The Romans did not, so far as I know, use the kind of algorithms that you suggest. They used calculi (little stones in grooves, reminsicent of an abacus) to compute. That is, a problem posed in Roman numerals would be mapped into the little stones in grooves, a computation manually performed, and the answer mapped back into Roman numerals. Centuries later, Gerbert, later Pope Sylvester II, introduced the abacus to Europe.
Yes, the process was clumsy. So much so, that when Fibonacci introduced Arabic numerals to Europe, in his famous book Liber abaci published in Pisa in 1202, it triggered what I would call the Singularity of 1202, increasing the productivity of businesses that adopted the new system by roughly a order of magnitude. That created fascinating escalation of the commercial competition between the Italian city states, and arguably served as a tipping point towards the Renaissance.
Which reminds me: over this holiday, I’m supposed to do some rewrite on my novel manuscript “Fibonacci: Superspy!”
Strictly from the point of view of mathematics education, any nonpositional system is worth looking at to help appreciate the advantages and power of the system we now use over various predecessors. Since Roman numerals still show up, they’re an obvious choice, but Babylonian, Egyptian, and some other systems serve a similar purpose.
“Beyond that, they started using mnemonics; so C, D, and M are all based on the latin words for 100, 500, and 1000.”
How is that true for 500, which is quīngentī in Latin?
> How is that true for 500, which is quīngentī in Latin?
According to Conway and Guy’s “Book of Numbers” (p. 19) both symbols C and M were taken by the Romans from the Etruscan system and their respective symbols, which looked kind of similar to C and M. The D is “half of the Etruscan symbol for 1000”, i.e. if you consider an M with rounded vertical lines and cut off the left half it somewhat resembles a D.
Conway and Guy write further that C and D just happened to be the initial letters of the latin words “centum” and “mille” by coincidence.
IIRC the Romans never did arithmetic in their numeral system, rather they used something like an abacus or a large squareruled tablet on which they moved stones (calculi), then transcribed the result to writing.
After reading the comments — particularly about what Roman numerals actually supplanted — it looks like next week’s topic should be “Why didn’t the Romans ride bicycles like we do?”
See this entry and its links for more, and this Mathworld entry for further details.
It might be observed that it was possible to raise the value of a group of numbers using vinculi or boxes, multiplying the group by 1000 or 100,000, respectively.
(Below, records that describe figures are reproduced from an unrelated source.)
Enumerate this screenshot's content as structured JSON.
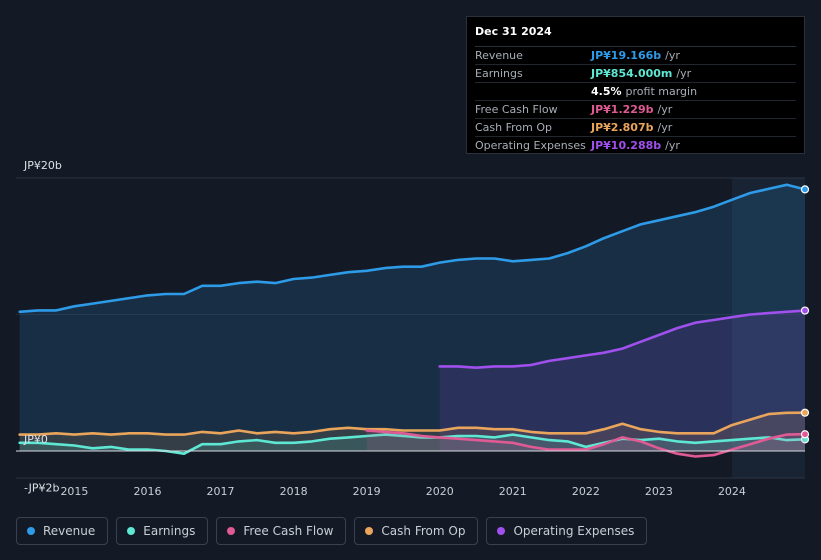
{
  "tooltip": {
    "date": "Dec 31 2024",
    "rows": [
      {
        "label": "Revenue",
        "value": "JP¥19.166b",
        "unit": "/yr",
        "color": "#2e9be8"
      },
      {
        "label": "Earnings",
        "value": "JP¥854.000m",
        "unit": "/yr",
        "color": "#5ee8d3"
      },
      {
        "label": "",
        "value": "4.5%",
        "unit": "profit margin",
        "color": "#ffffff"
      },
      {
        "label": "Free Cash Flow",
        "value": "JP¥1.229b",
        "unit": "/yr",
        "color": "#e05a94"
      },
      {
        "label": "Cash From Op",
        "value": "JP¥2.807b",
        "unit": "/yr",
        "color": "#e9a55c"
      },
      {
        "label": "Operating Expenses",
        "value": "JP¥10.288b",
        "unit": "/yr",
        "color": "#a050ec"
      }
    ]
  },
  "legend": [
    {
      "label": "Revenue",
      "color": "#2e9be8"
    },
    {
      "label": "Earnings",
      "color": "#5ee8d3"
    },
    {
      "label": "Free Cash Flow",
      "color": "#e05a94"
    },
    {
      "label": "Cash From Op",
      "color": "#e9a55c"
    },
    {
      "label": "Operating Expenses",
      "color": "#a050ec"
    }
  ],
  "chart_data": {
    "type": "area",
    "title": "",
    "y_unit": "JP¥b",
    "ylim": [
      -2,
      20
    ],
    "y_tick_labels": [
      {
        "value": 20,
        "label": "JP¥20b"
      },
      {
        "value": 0,
        "label": "JP¥0"
      },
      {
        "value": -2,
        "label": "-JP¥2b"
      }
    ],
    "x_range": [
      2014.2,
      2025.0
    ],
    "x_tick_labels": [
      "2015",
      "2016",
      "2017",
      "2018",
      "2019",
      "2020",
      "2021",
      "2022",
      "2023",
      "2024"
    ],
    "highlight_from": 2024.0,
    "series": [
      {
        "name": "Revenue",
        "color": "#2e9be8",
        "x": [
          2014.25,
          2014.5,
          2014.75,
          2015.0,
          2015.25,
          2015.5,
          2015.75,
          2016.0,
          2016.25,
          2016.5,
          2016.75,
          2017.0,
          2017.25,
          2017.5,
          2017.75,
          2018.0,
          2018.25,
          2018.5,
          2018.75,
          2019.0,
          2019.25,
          2019.5,
          2019.75,
          2020.0,
          2020.25,
          2020.5,
          2020.75,
          2021.0,
          2021.25,
          2021.5,
          2021.75,
          2022.0,
          2022.25,
          2022.5,
          2022.75,
          2023.0,
          2023.25,
          2023.5,
          2023.75,
          2024.0,
          2024.25,
          2024.5,
          2024.75,
          2025.0
        ],
        "values": [
          10.2,
          10.3,
          10.3,
          10.6,
          10.8,
          11.0,
          11.2,
          11.4,
          11.5,
          11.5,
          12.1,
          12.1,
          12.3,
          12.4,
          12.3,
          12.6,
          12.7,
          12.9,
          13.1,
          13.2,
          13.4,
          13.5,
          13.5,
          13.8,
          14.0,
          14.1,
          14.1,
          13.9,
          14.0,
          14.1,
          14.5,
          15.0,
          15.6,
          16.1,
          16.6,
          16.9,
          17.2,
          17.5,
          17.9,
          18.4,
          18.9,
          19.2,
          19.5,
          19.166
        ]
      },
      {
        "name": "Operating Expenses",
        "color": "#a050ec",
        "x": [
          2020.0,
          2020.25,
          2020.5,
          2020.75,
          2021.0,
          2021.25,
          2021.5,
          2021.75,
          2022.0,
          2022.25,
          2022.5,
          2022.75,
          2023.0,
          2023.25,
          2023.5,
          2023.75,
          2024.0,
          2024.25,
          2024.5,
          2024.75,
          2025.0
        ],
        "values": [
          6.2,
          6.2,
          6.1,
          6.2,
          6.2,
          6.3,
          6.6,
          6.8,
          7.0,
          7.2,
          7.5,
          8.0,
          8.5,
          9.0,
          9.4,
          9.6,
          9.8,
          10.0,
          10.1,
          10.2,
          10.288
        ]
      },
      {
        "name": "Cash From Op",
        "color": "#e9a55c",
        "x": [
          2014.25,
          2014.5,
          2014.75,
          2015.0,
          2015.25,
          2015.5,
          2015.75,
          2016.0,
          2016.25,
          2016.5,
          2016.75,
          2017.0,
          2017.25,
          2017.5,
          2017.75,
          2018.0,
          2018.25,
          2018.5,
          2018.75,
          2019.0,
          2019.25,
          2019.5,
          2019.75,
          2020.0,
          2020.25,
          2020.5,
          2020.75,
          2021.0,
          2021.25,
          2021.5,
          2021.75,
          2022.0,
          2022.25,
          2022.5,
          2022.75,
          2023.0,
          2023.25,
          2023.5,
          2023.75,
          2024.0,
          2024.25,
          2024.5,
          2024.75,
          2025.0
        ],
        "values": [
          1.2,
          1.2,
          1.3,
          1.2,
          1.3,
          1.2,
          1.3,
          1.3,
          1.2,
          1.2,
          1.4,
          1.3,
          1.5,
          1.3,
          1.4,
          1.3,
          1.4,
          1.6,
          1.7,
          1.6,
          1.6,
          1.5,
          1.5,
          1.5,
          1.7,
          1.7,
          1.6,
          1.6,
          1.4,
          1.3,
          1.3,
          1.3,
          1.6,
          2.0,
          1.6,
          1.4,
          1.3,
          1.3,
          1.3,
          1.9,
          2.3,
          2.7,
          2.8,
          2.807
        ]
      },
      {
        "name": "Earnings",
        "color": "#5ee8d3",
        "x": [
          2014.25,
          2014.5,
          2014.75,
          2015.0,
          2015.25,
          2015.5,
          2015.75,
          2016.0,
          2016.25,
          2016.5,
          2016.75,
          2017.0,
          2017.25,
          2017.5,
          2017.75,
          2018.0,
          2018.25,
          2018.5,
          2018.75,
          2019.0,
          2019.25,
          2019.5,
          2019.75,
          2020.0,
          2020.25,
          2020.5,
          2020.75,
          2021.0,
          2021.25,
          2021.5,
          2021.75,
          2022.0,
          2022.25,
          2022.5,
          2022.75,
          2023.0,
          2023.25,
          2023.5,
          2023.75,
          2024.0,
          2024.25,
          2024.5,
          2024.75,
          2025.0
        ],
        "values": [
          0.6,
          0.6,
          0.5,
          0.4,
          0.2,
          0.3,
          0.1,
          0.1,
          0.0,
          -0.2,
          0.5,
          0.5,
          0.7,
          0.8,
          0.6,
          0.6,
          0.7,
          0.9,
          1.0,
          1.1,
          1.2,
          1.1,
          1.0,
          1.0,
          1.1,
          1.1,
          1.0,
          1.2,
          1.0,
          0.8,
          0.7,
          0.3,
          0.6,
          0.9,
          0.8,
          0.9,
          0.7,
          0.6,
          0.7,
          0.8,
          0.9,
          1.0,
          0.8,
          0.854
        ]
      },
      {
        "name": "Free Cash Flow",
        "color": "#e05a94",
        "x": [
          2019.0,
          2019.25,
          2019.5,
          2019.75,
          2020.0,
          2020.25,
          2020.5,
          2020.75,
          2021.0,
          2021.25,
          2021.5,
          2021.75,
          2022.0,
          2022.25,
          2022.5,
          2022.75,
          2023.0,
          2023.25,
          2023.5,
          2023.75,
          2024.0,
          2024.25,
          2024.5,
          2024.75,
          2025.0
        ],
        "values": [
          1.5,
          1.4,
          1.3,
          1.1,
          1.0,
          0.9,
          0.8,
          0.7,
          0.6,
          0.3,
          0.1,
          0.1,
          0.1,
          0.5,
          1.0,
          0.7,
          0.2,
          -0.2,
          -0.4,
          -0.3,
          0.1,
          0.5,
          0.9,
          1.2,
          1.229
        ]
      }
    ]
  }
}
Also, it seems like it would be easy to chisel all Roman numerals in stone: No curves.
I’ve always been a little disappointed that my first name includes the trailing ‘e’… 🙂
Thanks for the repost, I thoroughly enjoyed it! I hadn’t played with binary multiplication before – fun stuff.
Odd that you mention clocks without “IV”. I don’t think I’ve ever seen one with “IIII”. Is the latter form perhaps an American thing? A dumbingdown type thing?
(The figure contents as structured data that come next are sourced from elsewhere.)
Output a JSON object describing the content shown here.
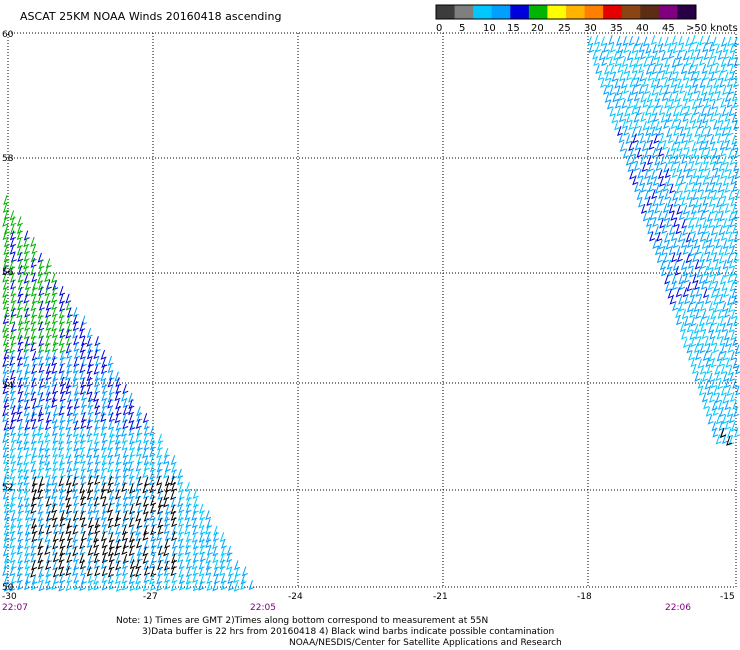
{
  "title": "ASCAT 25KM NOAA Winds 20160418 ascending",
  "legend": {
    "labels": [
      "0",
      "5",
      "10",
      "15",
      "20",
      "25",
      "30",
      "35",
      "40",
      "45",
      ">50 knots"
    ],
    "colors": [
      "#3c3c3c",
      "#7f7f7f",
      "#00c8ff",
      "#00a0ff",
      "#0000dc",
      "#00b400",
      "#ffff00",
      "#ffb400",
      "#ff7f00",
      "#e60000",
      "#8b4513",
      "#5a2d14",
      "#800080",
      "#280046"
    ]
  },
  "map": {
    "lat_labels": [
      "60",
      "58",
      "56",
      "54",
      "52",
      "50"
    ],
    "lon_labels": [
      "-30",
      "-27",
      "-24",
      "-21",
      "-18",
      "-15"
    ],
    "time_labels": [
      "22:07",
      "22:05",
      "22:06"
    ],
    "contamination_color": "#000000"
  },
  "notes": {
    "line1": "Note: 1) Times are GMT 2)Times along bottom correspond to measurement at 55N",
    "line2": "3)Data buffer is 22 hrs from 20160418 4) Black wind barbs indicate possible contamination",
    "line3": "NOAA/NESDIS/Center for Satellite Applications and Research"
  }
}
I have read that the prefixsubtraction thing was inconsistently applied by the Romans.
For example, I learnt (in school, I think — god knows why) that “XLIX” is 49, and “IL” is incorrect. But a Roman might have written IL. Or he might have written XXXXIX, or XXXXVIIII. Which is fair enough, I guess — everyone knows how to read it, so no big problem.
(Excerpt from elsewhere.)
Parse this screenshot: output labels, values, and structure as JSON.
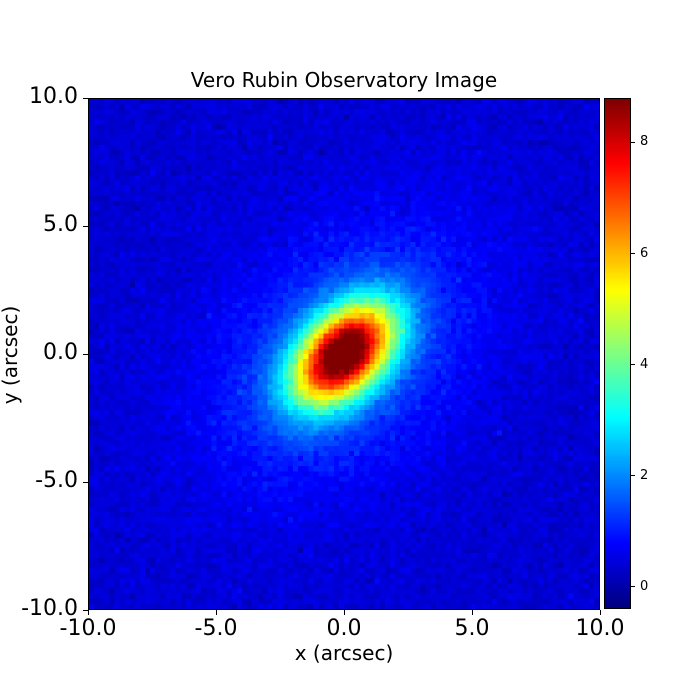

The original Roman symbol for 1000 was not M but (I) and I) for 500. For 10 000 they used ((I)) and I)) for 5 000, for 100 000 (((I))) and I))) and so on and so forth.
why on earth would anyone feel obliged to figure out how to adapt a pointlessly complex, anachronistic number system to work with larger numbers?
A really long outline?
As others have mentioned, “D” is half of an “M”, split down the middle vertically (for properly stylized “M”).
Also, “L” is half of a “C”, if you write the “C” like you are carving in stone (straight lines, no curves) and split it down the middle horizontally.
Similarly, “V” is half of an “X”, split down the middle horizontally.
Are those roman numerals still used for so many things today?